Время от времени наступали моменты, когда в ее юном теле просыпались непомерные аппетиты и боль томления, но ей всякий раз удавалось вернуть душевный покой, недвижимость плоти и ума, сбережение которой казалось ей теперь единственной радостью жизни и ее целью. Вера ее, питаемая чувствами и умом, была абсолютной и до того очевидной в своей правоте, что она вскоре утратила способность понимать и людей, не разделявших ее, и то, чем была ее душа до прозрения. Она училась без труда, однако без любопытства и воодушевления, которые знала раньше. Ботаника, география, кавалькады князей и исторические сражения все еще воздействовали на ее воображение, однако ненадолго, подобно тому, как какой-нибудь ребус или головоломка, на короткое время занимая ум, не оказывают ни малейшего влияния ни на восприятие реальности, ни на интересы. Она посвящала молитвам не больше времени, чем ее одноклассницы, и избегала просьб ко Всевышнему — ведь для того, чтобы привести свое сознание в состояние созерцательного покоя, ей достаточно было присесть в одиночестве на каменную скамью на аллее и поднять глаза на деревянное распятие.

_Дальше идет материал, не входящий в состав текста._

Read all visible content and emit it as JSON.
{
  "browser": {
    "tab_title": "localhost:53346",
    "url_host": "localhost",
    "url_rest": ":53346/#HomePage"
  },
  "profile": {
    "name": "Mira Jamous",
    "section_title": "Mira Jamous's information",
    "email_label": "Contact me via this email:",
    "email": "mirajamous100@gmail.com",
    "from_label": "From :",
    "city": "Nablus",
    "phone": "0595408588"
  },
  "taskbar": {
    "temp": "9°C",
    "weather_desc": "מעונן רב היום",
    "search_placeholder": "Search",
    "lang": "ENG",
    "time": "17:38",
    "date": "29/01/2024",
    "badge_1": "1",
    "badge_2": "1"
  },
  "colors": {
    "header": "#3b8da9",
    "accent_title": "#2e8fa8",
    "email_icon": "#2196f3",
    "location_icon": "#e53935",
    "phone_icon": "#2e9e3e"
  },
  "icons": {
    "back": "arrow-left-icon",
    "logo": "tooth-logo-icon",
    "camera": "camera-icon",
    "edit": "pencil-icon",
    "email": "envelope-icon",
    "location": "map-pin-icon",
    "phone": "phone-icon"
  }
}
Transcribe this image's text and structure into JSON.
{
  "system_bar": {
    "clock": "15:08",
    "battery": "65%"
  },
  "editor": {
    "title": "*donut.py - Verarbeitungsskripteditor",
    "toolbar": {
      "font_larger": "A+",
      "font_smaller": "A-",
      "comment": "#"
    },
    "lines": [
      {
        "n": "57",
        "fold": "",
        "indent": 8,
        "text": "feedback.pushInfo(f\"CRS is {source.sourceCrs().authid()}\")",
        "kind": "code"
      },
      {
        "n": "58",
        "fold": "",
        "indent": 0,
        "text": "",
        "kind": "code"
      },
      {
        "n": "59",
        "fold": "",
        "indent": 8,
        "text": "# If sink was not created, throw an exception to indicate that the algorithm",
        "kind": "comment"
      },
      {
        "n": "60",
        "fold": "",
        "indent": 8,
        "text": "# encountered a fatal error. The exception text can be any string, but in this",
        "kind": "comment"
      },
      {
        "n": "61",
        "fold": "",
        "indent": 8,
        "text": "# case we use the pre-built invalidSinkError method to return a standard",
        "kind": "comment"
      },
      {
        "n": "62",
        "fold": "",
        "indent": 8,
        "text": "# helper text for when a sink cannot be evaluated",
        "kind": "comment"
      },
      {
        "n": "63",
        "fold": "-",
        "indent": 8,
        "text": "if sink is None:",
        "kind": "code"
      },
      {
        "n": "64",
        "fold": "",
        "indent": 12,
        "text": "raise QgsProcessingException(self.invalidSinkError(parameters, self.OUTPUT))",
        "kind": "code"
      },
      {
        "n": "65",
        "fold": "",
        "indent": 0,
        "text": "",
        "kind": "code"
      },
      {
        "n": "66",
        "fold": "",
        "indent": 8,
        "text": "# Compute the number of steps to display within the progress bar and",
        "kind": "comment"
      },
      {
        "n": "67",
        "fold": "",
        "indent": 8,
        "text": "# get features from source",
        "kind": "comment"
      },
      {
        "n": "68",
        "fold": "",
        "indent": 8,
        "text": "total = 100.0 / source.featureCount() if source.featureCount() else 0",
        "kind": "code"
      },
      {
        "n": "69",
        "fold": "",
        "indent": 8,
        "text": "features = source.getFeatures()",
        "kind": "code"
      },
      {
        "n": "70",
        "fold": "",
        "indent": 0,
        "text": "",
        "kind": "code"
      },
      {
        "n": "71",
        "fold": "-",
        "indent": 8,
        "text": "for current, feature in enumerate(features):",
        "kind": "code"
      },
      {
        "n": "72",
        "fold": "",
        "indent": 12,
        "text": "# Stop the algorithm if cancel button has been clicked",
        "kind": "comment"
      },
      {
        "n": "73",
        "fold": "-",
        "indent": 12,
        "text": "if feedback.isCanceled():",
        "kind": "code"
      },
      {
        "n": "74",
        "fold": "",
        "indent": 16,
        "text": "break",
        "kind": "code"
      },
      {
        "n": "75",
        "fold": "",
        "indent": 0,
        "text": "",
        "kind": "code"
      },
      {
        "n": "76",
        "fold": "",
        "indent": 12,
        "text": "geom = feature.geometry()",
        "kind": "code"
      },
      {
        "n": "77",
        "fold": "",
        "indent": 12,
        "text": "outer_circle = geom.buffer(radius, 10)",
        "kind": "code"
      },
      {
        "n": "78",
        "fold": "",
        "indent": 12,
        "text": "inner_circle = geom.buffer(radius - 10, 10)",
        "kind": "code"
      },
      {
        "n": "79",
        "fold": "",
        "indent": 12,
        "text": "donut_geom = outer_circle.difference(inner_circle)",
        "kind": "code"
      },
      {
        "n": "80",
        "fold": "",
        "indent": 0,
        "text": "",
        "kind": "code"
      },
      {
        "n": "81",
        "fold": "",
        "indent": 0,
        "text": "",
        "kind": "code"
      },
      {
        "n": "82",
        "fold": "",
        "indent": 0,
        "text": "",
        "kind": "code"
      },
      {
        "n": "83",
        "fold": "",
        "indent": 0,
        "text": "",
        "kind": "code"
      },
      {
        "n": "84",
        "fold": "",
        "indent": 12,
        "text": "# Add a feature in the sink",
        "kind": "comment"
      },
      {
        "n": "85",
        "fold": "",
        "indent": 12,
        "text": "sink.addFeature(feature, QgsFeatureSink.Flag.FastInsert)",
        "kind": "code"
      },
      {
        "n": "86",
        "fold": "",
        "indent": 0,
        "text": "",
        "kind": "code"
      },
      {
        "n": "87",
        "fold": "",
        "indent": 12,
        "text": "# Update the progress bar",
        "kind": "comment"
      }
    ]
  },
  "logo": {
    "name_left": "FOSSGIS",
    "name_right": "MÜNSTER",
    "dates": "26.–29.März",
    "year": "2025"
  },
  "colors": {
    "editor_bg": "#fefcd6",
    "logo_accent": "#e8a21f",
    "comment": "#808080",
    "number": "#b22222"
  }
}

Проходило совсем немного времени — и по аллее, подобно осеннему ветерку, к ней подкатывала волна нежности; омыв ее, волна милосердно продолжала свой путь, унося прочь все нечистое и само ощущение ее отдельного «я».
Она пробовала читать сочинения мистиков, но все слова, слишком потрепанные от частого употребления, вставали между ней и реальностью, подобно стене. У нее не было оснований сомневаться, что святая Тереза Авильская умела летать и иногда, сама того не зная, подлетала к потолку, как пузырек в стакане; но, если судить по словам, которыми она описывала свой экстаз, то, скорее всего, бедная Тереза, что называется, ходила на стоптанных каблуках. Одно время Хайди увлекла проблема святости; она воображала, что ей явились признаки собственной избранности, постилась по несколько дней, думая, что этого никто не замечает, и носилась с дикой идеей, что, если она и впрямь святая, то у нее больше не будет менструаций. Однажды месячные действительно запоздали на целую неделю, и она всю эту неделю прожила в состоянии восторга, замечая время от времени, несмотря на напускное безразличие, любопытные взоры одноклассниц и бессловесное неодобрение монахинь, пока, наконец, во время редкой прогулки с сестрой Бутийо по излюбленной аллее, не посочувствовала, что ошиблась. Она ринулась домой, плача от злости и унижения; во время исповеди ей показалось, что в голосе священника слышится ироническая насмешка, и до нее дошло, до чего чудовищной была ее самонадеянность; после этого эпизода она стала более уравновешенной и вообще повзрослела.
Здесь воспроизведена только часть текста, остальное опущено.